For many polyolefin applications, including films and fibers, flexibility and softness combined with retention of properties at high end-use temperatures are desirable attributes. In other polyolefin applications, including those that involve injection molding and rotomolding fabrication techniques, toughness is a critical attribute, particularly low temperature toughness and impact resistance. A low melt viscosity (high melt flow rate) is advantageous for almost all polyolefin fabrication processes, because this reduces cycle time or allows for lower temperature and/or energy requirements.
For polyethylene-type resins, the most common approach to improving flexibility and toughness is to lower the crystallinity (and therefore the density) by addition of comonomer. However, this typically also results in reduced melting points. Traditional approaches to achieve low melt viscosity are lowering the molecular weight and broadening the molecular weight distribution of the resin. However, both approaches can have detrimental effects on the final physical properties of the polyolefin article, such as lower puncture resistance or lower impact resistance. What is needed is a method to improve physical properties, such as flexibility and toughness, while simultaneously lowering melt viscosity. It would also be further advantageous in a fabrication environment be able to continuously vary these parameters to match changing needs, instead of choosing between discrete polyethylene types sold by density, melt index, and composition.
Addition of a plasticizer or other amorphous substance to a polyolefin is one way to attempt to address these needs. Some patent disclosures directed to such an end are U.S. Pat. Nos. 4,960,820; 4,132,698; 3,201,364; WO 02/31044; WO 01/18109 A1; and EP 0 300 689 A2. These disclosures are directed to polyolefins and elastomers blended with materials such as mineral oils which contain aromatic and/or other functional groups.

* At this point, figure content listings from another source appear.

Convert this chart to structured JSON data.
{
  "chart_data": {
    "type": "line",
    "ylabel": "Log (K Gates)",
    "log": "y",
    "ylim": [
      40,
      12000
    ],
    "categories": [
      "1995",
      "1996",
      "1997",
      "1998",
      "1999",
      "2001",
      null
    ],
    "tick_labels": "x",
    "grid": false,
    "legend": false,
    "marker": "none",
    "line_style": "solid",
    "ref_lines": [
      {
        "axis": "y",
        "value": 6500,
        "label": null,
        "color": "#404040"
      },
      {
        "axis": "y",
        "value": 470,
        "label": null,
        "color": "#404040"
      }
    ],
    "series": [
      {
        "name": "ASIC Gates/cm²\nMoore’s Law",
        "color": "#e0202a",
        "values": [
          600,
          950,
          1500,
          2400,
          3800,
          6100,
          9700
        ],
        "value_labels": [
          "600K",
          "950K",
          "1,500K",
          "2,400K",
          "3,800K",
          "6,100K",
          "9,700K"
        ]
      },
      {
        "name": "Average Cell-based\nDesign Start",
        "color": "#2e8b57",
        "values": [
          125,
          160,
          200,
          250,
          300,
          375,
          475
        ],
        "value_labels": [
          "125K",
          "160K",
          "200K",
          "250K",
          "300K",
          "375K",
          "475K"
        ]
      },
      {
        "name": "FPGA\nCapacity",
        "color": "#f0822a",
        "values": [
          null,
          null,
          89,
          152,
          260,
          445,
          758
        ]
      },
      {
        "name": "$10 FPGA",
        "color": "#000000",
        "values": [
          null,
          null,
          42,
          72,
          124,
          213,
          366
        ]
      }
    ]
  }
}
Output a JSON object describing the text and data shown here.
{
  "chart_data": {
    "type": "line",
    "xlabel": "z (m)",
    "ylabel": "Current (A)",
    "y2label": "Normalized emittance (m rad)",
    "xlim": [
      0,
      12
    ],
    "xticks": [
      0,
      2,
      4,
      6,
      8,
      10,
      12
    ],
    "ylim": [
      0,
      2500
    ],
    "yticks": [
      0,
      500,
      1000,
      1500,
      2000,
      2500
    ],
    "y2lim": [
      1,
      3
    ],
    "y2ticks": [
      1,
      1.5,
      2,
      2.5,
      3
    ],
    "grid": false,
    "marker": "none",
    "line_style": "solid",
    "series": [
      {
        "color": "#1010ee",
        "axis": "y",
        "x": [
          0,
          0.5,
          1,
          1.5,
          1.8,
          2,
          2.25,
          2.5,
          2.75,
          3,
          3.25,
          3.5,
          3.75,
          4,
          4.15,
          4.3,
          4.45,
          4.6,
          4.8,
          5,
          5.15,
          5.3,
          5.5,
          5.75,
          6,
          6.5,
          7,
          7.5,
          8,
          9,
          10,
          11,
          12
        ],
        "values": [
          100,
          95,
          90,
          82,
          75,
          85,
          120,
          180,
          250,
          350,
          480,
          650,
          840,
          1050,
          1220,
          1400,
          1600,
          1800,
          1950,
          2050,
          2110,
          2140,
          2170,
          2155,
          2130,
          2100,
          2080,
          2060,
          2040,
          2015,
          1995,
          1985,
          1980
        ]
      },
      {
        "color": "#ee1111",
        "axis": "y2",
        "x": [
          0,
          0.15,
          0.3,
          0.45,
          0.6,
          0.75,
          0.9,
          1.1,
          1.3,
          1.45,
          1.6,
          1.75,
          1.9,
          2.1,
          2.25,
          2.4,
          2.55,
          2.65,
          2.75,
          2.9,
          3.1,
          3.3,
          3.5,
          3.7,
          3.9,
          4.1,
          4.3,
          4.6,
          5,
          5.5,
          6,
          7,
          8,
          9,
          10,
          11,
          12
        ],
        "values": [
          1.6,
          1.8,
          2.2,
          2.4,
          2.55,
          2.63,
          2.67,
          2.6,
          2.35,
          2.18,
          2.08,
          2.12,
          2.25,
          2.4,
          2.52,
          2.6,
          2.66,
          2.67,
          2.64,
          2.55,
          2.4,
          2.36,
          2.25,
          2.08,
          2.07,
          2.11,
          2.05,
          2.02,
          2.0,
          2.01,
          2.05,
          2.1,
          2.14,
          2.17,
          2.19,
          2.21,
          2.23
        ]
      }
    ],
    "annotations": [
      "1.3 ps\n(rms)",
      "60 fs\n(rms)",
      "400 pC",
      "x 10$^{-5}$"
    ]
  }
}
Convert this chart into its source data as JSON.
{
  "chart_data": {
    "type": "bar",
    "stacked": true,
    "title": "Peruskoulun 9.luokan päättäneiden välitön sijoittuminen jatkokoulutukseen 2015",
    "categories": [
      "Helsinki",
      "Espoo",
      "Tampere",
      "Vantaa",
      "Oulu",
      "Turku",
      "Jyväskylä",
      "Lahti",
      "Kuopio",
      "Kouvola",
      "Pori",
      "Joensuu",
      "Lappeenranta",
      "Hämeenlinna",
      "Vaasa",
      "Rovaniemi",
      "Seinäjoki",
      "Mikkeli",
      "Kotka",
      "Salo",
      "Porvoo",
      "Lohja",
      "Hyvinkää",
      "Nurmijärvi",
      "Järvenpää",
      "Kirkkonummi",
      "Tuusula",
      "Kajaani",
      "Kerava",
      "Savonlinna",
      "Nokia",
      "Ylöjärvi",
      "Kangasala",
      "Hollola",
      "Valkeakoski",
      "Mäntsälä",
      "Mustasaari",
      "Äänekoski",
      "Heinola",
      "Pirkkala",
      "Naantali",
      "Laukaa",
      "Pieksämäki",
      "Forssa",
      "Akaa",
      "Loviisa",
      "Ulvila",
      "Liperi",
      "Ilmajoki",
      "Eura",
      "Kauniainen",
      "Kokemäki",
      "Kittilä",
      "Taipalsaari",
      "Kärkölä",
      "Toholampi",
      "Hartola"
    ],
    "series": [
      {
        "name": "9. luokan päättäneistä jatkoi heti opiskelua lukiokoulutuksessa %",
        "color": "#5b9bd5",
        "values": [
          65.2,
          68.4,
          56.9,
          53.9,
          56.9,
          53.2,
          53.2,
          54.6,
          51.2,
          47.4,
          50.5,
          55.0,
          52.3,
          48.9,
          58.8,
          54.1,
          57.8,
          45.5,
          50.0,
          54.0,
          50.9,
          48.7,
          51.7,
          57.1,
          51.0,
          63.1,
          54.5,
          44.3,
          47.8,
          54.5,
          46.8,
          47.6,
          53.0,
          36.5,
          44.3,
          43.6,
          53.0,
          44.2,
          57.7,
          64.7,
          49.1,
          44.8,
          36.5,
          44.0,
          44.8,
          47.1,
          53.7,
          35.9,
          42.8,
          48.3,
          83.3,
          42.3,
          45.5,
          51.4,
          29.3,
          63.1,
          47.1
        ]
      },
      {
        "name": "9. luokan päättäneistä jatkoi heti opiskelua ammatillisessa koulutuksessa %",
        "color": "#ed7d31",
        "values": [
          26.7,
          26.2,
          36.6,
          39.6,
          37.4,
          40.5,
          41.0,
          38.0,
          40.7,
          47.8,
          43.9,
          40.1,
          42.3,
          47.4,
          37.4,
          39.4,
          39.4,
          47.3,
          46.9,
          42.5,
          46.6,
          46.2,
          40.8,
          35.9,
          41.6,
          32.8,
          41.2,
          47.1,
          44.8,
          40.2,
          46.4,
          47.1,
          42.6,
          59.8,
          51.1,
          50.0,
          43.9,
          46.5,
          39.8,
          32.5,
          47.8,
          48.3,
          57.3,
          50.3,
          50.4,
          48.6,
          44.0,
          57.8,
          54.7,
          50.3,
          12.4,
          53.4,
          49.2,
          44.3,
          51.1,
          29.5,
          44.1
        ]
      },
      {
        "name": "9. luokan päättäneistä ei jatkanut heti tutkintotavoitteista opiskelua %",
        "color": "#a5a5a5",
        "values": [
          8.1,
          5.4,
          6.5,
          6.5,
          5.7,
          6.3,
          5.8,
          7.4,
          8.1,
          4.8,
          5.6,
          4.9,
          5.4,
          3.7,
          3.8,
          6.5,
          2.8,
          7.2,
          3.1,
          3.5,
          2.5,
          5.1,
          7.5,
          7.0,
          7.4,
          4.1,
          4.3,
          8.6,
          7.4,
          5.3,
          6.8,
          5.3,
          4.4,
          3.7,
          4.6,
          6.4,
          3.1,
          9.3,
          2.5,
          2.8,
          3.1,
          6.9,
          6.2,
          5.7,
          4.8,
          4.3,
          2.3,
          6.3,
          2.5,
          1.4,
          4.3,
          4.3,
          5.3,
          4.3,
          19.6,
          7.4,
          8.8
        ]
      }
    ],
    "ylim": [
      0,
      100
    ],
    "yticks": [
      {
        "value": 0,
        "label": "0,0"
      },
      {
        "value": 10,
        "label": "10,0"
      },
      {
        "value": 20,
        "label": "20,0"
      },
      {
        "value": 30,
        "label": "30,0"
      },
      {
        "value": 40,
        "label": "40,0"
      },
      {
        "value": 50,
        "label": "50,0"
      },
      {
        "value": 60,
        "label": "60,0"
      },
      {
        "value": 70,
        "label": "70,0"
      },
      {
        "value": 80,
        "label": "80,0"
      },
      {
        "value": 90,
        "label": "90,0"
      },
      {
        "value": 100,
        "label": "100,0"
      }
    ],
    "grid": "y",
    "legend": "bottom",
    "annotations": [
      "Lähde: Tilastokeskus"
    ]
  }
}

Typically, addition of mineral oil also lowers the melt viscosity because the mineral oil itself has a viscosity well below that of the polyolefin.
Addition of compounds like mineral oils tend to improve the flexibility of a polyolefin, which identifies such compounds as “plasticizers” under the commonly accepted definition; that is, a substance that improves the flexibility, workability, or distensibility of a plastic or elastomer. Mineral oils are also often used as extenders, as well as for other purposes, in polyolefins. However, use of these additive compounds typically does not preserve the optical properties (e.g., color and or transparency) of the polyolefin, among other things. The melting point of the polyolefin is also typically not preserved, which reduces the softening point and upper use temperature of the composition. In addition, such additive compounds often have high pour points (greater than −20° C., or even greater than −10° C.), which results in little or no improvement in low temperature toughness of the polyolefin.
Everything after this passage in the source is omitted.